Robert Daborne was extremely active as a playwright for a scant five years, between about 1611 to about 1616. During that time, he appears to have written at least six plays. The titles for these plays have come down to us but the texts of only two are extant. We do have a surprising number of accounts of his life in London in roughly that same time period, due to lawsuits brought against him in Chancery and to ample correspondence between him and theater entrepreneur Philip Henslowe. The court records tell us much about the litigious society in which Daborne lived, for it was his wife’s family that took him to court in 1609 and his own family in 1612. The letters exchanged with Henslowe show how negotiations were conducted for purchase of scripts.

Letters from Daborne announce what pay he was working on and when it would be delivered into Henslowe’s hands. One is a letter written by Nathan Field asking on behalf of himself, Philip Massinger, and Robert Daborne (both of whom added postscripts) that Henslowe bail them out of jail, assuring him that their next play would more than make up the money required.

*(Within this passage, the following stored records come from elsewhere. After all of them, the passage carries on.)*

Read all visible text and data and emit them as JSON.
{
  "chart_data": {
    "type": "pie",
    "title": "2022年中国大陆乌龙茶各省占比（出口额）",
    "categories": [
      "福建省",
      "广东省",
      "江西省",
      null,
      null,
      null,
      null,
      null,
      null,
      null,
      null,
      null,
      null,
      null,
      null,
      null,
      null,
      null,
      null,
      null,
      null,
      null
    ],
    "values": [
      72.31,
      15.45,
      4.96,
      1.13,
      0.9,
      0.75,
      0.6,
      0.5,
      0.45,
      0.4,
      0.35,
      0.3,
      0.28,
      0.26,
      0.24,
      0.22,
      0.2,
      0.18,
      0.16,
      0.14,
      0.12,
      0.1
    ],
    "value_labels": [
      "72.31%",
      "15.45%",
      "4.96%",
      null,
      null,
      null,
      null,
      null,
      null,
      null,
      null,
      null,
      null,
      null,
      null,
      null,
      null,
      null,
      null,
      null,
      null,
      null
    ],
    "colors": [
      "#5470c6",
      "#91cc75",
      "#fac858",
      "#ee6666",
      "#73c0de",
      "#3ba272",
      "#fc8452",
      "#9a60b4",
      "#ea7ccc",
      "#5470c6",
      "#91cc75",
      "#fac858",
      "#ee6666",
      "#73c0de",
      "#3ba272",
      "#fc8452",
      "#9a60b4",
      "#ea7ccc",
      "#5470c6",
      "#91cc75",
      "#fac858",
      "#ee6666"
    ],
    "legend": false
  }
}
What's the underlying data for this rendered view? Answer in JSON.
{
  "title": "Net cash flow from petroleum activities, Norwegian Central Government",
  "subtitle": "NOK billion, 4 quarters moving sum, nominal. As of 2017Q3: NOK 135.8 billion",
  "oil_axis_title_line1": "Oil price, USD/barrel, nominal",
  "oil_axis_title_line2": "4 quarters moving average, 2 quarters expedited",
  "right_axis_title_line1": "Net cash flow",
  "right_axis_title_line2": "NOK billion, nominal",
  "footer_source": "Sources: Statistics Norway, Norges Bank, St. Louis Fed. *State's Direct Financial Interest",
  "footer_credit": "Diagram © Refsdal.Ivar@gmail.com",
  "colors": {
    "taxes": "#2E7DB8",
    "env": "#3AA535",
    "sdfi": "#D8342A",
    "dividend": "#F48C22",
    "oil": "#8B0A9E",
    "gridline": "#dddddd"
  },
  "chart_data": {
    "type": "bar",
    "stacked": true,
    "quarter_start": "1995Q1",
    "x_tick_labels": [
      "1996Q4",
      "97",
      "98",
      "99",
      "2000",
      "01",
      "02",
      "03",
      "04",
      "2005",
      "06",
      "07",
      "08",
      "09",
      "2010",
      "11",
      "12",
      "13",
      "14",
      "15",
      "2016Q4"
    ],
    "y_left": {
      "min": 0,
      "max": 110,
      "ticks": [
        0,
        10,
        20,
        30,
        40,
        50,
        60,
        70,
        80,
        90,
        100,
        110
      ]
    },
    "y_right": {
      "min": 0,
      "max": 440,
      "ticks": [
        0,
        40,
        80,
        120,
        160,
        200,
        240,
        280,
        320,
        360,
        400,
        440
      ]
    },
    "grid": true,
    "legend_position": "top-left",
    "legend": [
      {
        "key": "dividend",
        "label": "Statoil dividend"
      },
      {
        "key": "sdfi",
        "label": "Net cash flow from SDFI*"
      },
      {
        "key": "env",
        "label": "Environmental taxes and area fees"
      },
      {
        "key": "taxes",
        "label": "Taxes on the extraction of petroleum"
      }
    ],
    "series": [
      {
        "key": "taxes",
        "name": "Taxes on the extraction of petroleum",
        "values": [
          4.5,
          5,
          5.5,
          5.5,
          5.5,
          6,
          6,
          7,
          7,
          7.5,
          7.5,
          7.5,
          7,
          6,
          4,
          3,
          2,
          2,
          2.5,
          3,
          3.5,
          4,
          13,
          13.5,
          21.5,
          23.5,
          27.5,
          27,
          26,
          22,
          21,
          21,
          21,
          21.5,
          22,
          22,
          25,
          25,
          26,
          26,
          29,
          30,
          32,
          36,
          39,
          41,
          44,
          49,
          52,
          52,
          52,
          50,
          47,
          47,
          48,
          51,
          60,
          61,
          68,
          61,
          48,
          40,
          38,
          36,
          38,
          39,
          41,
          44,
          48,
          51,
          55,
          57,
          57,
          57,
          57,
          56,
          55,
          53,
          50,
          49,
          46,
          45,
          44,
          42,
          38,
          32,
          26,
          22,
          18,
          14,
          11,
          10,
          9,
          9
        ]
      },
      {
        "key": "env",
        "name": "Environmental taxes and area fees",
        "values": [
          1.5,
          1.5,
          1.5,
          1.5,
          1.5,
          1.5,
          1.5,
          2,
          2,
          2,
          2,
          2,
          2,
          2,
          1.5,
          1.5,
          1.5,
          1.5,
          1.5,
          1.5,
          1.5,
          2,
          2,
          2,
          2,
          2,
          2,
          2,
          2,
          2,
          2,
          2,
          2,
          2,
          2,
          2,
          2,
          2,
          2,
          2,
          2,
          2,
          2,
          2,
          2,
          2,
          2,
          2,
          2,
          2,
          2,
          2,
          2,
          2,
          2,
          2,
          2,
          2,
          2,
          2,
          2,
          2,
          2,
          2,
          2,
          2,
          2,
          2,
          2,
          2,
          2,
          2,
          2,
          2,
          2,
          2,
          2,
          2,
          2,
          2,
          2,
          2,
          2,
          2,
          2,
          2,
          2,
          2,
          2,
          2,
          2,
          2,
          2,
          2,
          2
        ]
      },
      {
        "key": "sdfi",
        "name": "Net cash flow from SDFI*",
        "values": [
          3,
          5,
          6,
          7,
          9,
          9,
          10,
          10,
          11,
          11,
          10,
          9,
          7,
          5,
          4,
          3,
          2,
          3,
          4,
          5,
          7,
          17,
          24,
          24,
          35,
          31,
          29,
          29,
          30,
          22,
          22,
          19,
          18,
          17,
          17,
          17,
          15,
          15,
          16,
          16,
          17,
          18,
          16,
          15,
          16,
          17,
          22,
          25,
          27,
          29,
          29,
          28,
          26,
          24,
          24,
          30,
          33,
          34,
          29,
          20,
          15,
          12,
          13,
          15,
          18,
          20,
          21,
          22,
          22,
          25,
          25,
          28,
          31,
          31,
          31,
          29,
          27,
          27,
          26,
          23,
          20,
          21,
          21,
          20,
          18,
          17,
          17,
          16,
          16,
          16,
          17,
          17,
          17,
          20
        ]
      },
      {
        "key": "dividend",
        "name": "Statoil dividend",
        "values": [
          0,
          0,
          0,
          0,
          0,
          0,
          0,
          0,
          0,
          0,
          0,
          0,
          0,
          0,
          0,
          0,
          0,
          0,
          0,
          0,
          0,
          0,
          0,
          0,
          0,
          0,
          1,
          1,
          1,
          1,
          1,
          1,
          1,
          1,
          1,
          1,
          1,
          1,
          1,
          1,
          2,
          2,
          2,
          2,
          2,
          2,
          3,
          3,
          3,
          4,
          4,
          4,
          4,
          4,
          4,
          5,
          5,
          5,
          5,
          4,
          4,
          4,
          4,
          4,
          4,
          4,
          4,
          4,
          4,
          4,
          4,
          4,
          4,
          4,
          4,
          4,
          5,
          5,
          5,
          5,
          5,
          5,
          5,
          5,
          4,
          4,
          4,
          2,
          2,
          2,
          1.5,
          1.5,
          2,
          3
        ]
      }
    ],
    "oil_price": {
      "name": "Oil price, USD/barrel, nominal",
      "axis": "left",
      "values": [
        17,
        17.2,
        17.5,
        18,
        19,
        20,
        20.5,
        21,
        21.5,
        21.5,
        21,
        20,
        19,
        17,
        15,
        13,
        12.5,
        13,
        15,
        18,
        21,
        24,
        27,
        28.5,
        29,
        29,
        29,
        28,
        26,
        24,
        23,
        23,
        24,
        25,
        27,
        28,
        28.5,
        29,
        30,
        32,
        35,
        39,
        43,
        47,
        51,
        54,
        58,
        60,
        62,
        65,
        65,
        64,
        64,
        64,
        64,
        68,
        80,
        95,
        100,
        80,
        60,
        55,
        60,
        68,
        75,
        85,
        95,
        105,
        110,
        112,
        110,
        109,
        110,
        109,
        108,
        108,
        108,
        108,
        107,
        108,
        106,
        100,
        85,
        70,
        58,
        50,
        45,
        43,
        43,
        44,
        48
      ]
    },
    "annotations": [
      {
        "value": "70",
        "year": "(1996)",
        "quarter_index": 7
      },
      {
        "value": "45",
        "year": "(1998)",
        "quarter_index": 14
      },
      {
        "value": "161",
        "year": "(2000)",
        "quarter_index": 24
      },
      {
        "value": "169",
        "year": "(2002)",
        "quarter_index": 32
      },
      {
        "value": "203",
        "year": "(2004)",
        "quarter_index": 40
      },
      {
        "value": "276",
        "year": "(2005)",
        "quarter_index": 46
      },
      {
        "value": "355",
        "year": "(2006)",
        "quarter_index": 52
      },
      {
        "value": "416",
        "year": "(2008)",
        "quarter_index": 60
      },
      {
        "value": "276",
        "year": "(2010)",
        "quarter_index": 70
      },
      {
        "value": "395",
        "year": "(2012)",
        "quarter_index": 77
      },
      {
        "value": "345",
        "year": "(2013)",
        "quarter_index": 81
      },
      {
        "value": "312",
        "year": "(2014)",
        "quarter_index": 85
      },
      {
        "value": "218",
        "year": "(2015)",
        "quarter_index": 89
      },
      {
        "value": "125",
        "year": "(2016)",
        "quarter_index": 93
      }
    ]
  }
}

It is from the Henslowe letters that we know the titles of the lost plays of Daborne. It is not clear what play was to come of collaboration with Massinger and Field, but there is clearly a partnership with Cyril Tourneur for a play titled The Arraignment of London produced in late 1613. This may well be the same play as one mentioned in the letters with the title The Bellman of London. The titles of three other plays also appear in the letters, and all of them produced in the short span between 1613 and 1614: Machiavel and the Devil, The Owl, and The She Saint. The texts for all these plays are lost.

The two scripts that are extant are The Poor Man’s Comfort and A Christian Turned Turk. Both have involuted plots and subplots involving marriages, death sentences, pardons, subterfuges and violence, all leading to a moral conclusion. The first play presents a nobleman, deprived of his title, lands and riches, who comes to live with a shepherd and marry the shepherd’s daughter, only to abandon her and the sheep when his riches are restored. This leads to great suffering that culminates in death sentences and finally a royal pardon. There is an equally intricate subplot about marriage, madness, shipwreck, and treason.

A Christian Turned Turk tells two stories about two pirates named Ward and Dansiker. The first becomes a Muslim and carries on his piracy until he finally repents just before his death. Dansiker meanwhile abandons his career as pirate and launches into a campaign of violence and destruction against other pirates. His excesses lead to his execution. Again there is a subplot tracing the obstacles to a marriage that are finally resolved.

Suddenly, toward the end of 1616 or early in 1617, Daborne moved to Ireland and took up a new life as a clergyman. He lived there, writing no more plays, for the rest of his life, which ended March 23, 1628.